From the following array :
test = np.array([[1,2,'a'],[4,5,6],[7,'a',9],[10,11,12]])
How can I delete the rows that contain 'a' ? Expected result :
array([[ 4, 5, 6],
[10, 11, 12]])
Note, numpy supports vectorized comparisons:
>>> test
array([[1, 2, 'a'],
[4, 5, 6],
[7, 'a', 9],
[10, 11, 12]], dtype=object)
>>> test == 'a'
array([[False, False, True],
[False, False, False],
[False, True, False],
[False, False, False]], dtype=bool)
Now, you want the rows where all are not equalt to 'a':
>>> (test != 'a').all(axis=1)
array([False, True, False, True], dtype=bool)
So, simply select the rows with the mask:
>>> row_mask = (test != 'a').all(axis=1)
>>> test[row_mask,:]
array([[4, 5, 6],
[10, 11, 12]], dtype=object)
np.where, but I think the solution would be less clean, unless you were looking specifically for the values where something was whatever. The problem when you want only the rows or columns is that you have to do an additional step to find unique indices...Also, like this maybe? (Inspired from one of my another answers )

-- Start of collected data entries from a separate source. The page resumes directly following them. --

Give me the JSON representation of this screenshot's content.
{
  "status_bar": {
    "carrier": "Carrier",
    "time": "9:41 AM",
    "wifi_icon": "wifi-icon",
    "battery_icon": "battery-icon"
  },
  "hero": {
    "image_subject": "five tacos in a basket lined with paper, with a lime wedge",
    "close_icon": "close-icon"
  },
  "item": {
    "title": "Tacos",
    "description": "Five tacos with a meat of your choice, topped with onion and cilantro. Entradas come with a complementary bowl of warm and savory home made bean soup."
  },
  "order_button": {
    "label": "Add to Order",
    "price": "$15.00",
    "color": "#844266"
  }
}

In [100]: mask = ~(test == 'a')
In [101]: mask
Out[101]:
array([[ True, True, False],
[ True, True, True],
[ True, False, True],
[ True, True, True]], dtype=bool)
In [102]: test[np.all(mask, axis=1), :]
Out[102]:
array([['4', '5', '6'],
['10', '11', '12']],
dtype='<U21')
But, please note that here we're not deleting any rows from the original array. We're just slicing out the rows which doesn't have the alphabet a.